Kampala, Uganda — A supercomputer is boosting efforts in East Africa to control a locust outbreak that raises what the U.N. food agency calls “an unprecedented threat” to the region’s food security.

The computer, a donation from Britain, uses satellite data to track locust swarms and predict their next destination. Quickly sharing the information of the locusts’ movements with regional authorities is key to controlling the outbreak, as even a small swarm of locusts in a single day can move nearly 100 miles and consume the amount of crops that would otherwise feed 35,000 people.

Based in a regional climate center in Kenya, where the insects have been particularly destructive, the supercomputer system “produces extensive weather forecasts to predict the high winds, rainfall, and humidity that provide ideal breeding conditions for locusts so climate experts can predict their next destination,” the U.K.’s Department for International Development said in a statement.

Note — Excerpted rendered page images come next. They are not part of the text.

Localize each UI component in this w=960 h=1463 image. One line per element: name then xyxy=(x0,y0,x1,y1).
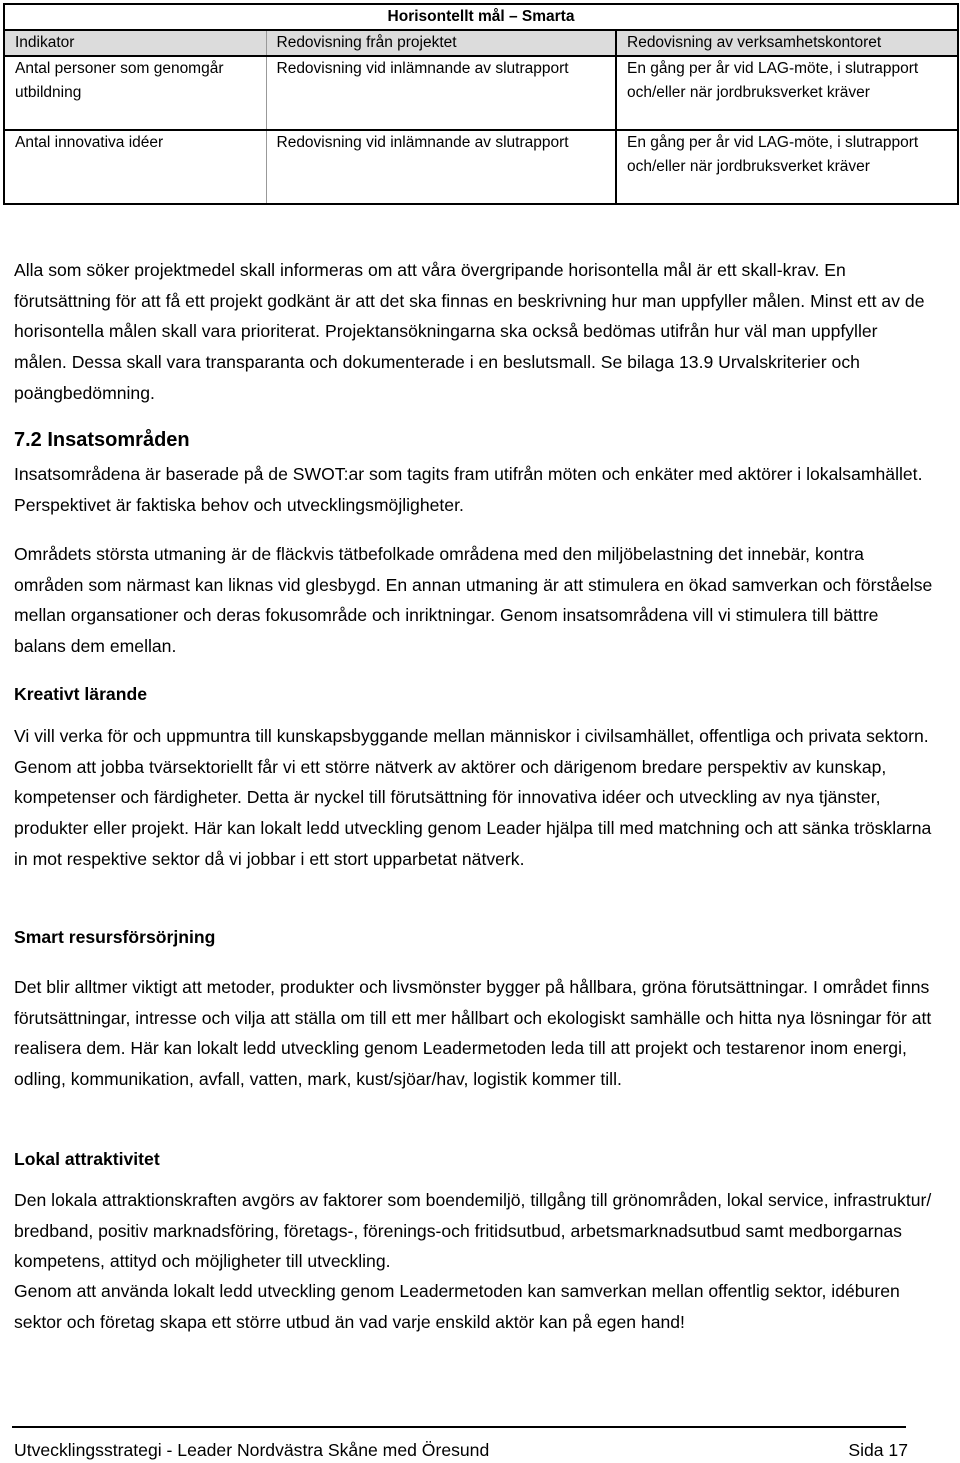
section-paragraph-1: Insatsområdena är baserade på de SWOT:ar som tagits fram utifrån möten och enkäter med aktörer i lokalsamhället. Perspektivet är faktiska behov och utvecklingsmöjligheter. xyxy=(14,464,923,515)
table-title: Horisontellt mål – Smarta xyxy=(4,4,958,30)
section-heading: 7.2 Insatsområden xyxy=(14,429,190,451)
lokal-paragraph-2: Genom att använda lokalt ledd utveckling genom Leadermetoden kan samverkan mellan offentlig sektor, idéburen sektor och företag skapa ett större utbud än vad varje enskild aktör kan på egen hand! xyxy=(14,1281,900,1332)
table-row xyxy=(4,130,958,204)
kreativt-paragraph: Vi vill verka för och uppmuntra till kunskapsbyggande mellan människor i civilsamhället, offentliga och privata sektorn. Genom att jobba tvärsektoriellt får vi ett större nätverk av aktörer och därigenom bredare perspektiv av kunskap, kompetenser och färdigheter. Detta är nyckel till förutsättning för innovativa idéer och utveckling av nya tjänster, produkter eller projekt. Här kan lokalt ledd utveckling genom Leader hjälpa till med matchning och att sänka trösklarna in mot respektive sektor då vi jobbar i ett stort upparbetat nätverk. xyxy=(14,726,932,869)
column-header-indicator: Indikator xyxy=(4,30,266,56)
smart-paragraph: Det blir alltmer viktigt att metoder, produkter och livsmönster bygger på hållbara, gröna förutsättningar. I området finns förutsättningar, intresse och vilja att ställa om till ett mer hållbart och ekologiskt samhälle och hitta nya lösningar för att realisera dem. Här kan lokalt ledd utveckling genom Leadermetoden leda till att projekt och testarenor inom energi, odling, kommunikation, avfall, vatten, mark, kust/sjöar/hav, logistik kommer till. xyxy=(14,977,932,1090)
goals-table xyxy=(3,3,959,205)
table-row xyxy=(4,56,958,130)
intro-paragraph: Alla som söker projektmedel skall informeras om att våra övergripande horisontella mål är ett skall-krav. En förutsättning för att få ett projekt godkänt är att det ska finnas en beskrivning hur man uppfyller målen. Minst ett av de horisontella målen skall vara prioriterat. Projektansökningarna ska också bedömas utifrån hur väl man uppfyller målen. Dessa skall vara transparanta och dokumenterade i en beslutsmall. Se bilaga 13.9 Urvalskriterier och poängbedömning. xyxy=(14,260,925,403)
footer-divider xyxy=(12,1426,906,1428)
column-header-project-report: Redovisning från projektet xyxy=(266,30,616,56)
lokal-paragraph-1: Den lokala attraktionskraften avgörs av faktorer som boendemiljö, tillgång till grönområden, lokal service, infrastruktur/ bredband, positiv marknadsföring, företags-, förenings-och fritidsutbud, arbetsmarknadsutbud samt medborgarnas kompetens, attityd och möjligheter till utveckling. xyxy=(14,1190,932,1272)
kreativt-heading: Kreativt lärande xyxy=(14,684,147,704)
table-cell: En gång per år vid LAG-möte, i slutrapport och/eller när jordbruksverket kräver xyxy=(616,56,958,130)
column-header-office-report: Redovisning av verksamhetskontoret xyxy=(616,30,958,56)
footer-page-number: Sida 17 xyxy=(848,1440,908,1460)
table-cell: En gång per år vid LAG-möte, i slutrapport och/eller när jordbruksverket kräver xyxy=(616,130,958,204)
table-header-row xyxy=(4,30,958,56)
table-cell: Redovisning vid inlämnande av slutrapport xyxy=(266,56,616,130)
section-paragraph-2: Områdets största utmaning är de fläckvis tätbefolkade områdena med den miljöbelastning det innebär, kontra områden som närmast kan liknas vid glesbygd. En annan utmaning är att stimulera en ökad samverkan och förståelse mellan organsationer och deras fokusområde och inriktningar. Genom insatsområdena vill vi stimulera till bättre balans dem emellan. xyxy=(14,544,933,657)
table-cell: Antal personer som genomgår utbildning xyxy=(4,56,266,130)
table-cell: Redovisning vid inlämnande av slutrapport xyxy=(266,130,616,204)
footer-document-title: Utvecklingsstrategi - Leader Nordvästra Skåne med Öresund xyxy=(14,1440,490,1460)
table-cell: Antal innovativa idéer xyxy=(4,130,266,204)
smart-heading: Smart resursförsörjning xyxy=(14,927,216,947)
lokal-heading: Lokal attraktivitet xyxy=(14,1149,160,1169)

Kenya, Somalia and Uganda have been battling the worst locust outbreak that parts of East Africa have seen in 70 years. Swarms have also been sighted in Djibouti, Eritrea, Tanzania, Congo and South Sudan, a country where roughly half the population already faces hunger after years of civil war. Locust swarms, sometimes as large as some cities, can destroy crops and devastate pasture for animals.

Aerial spraying is generally considered the only effective control method. In Uganda, where the locust infestation has recently spread to more than 20 districts in the country’s north and northeast, soldiers have been battling swarms using hand-held spray pumps because of difficulties in getting aircraft as well as the recommended pesticide.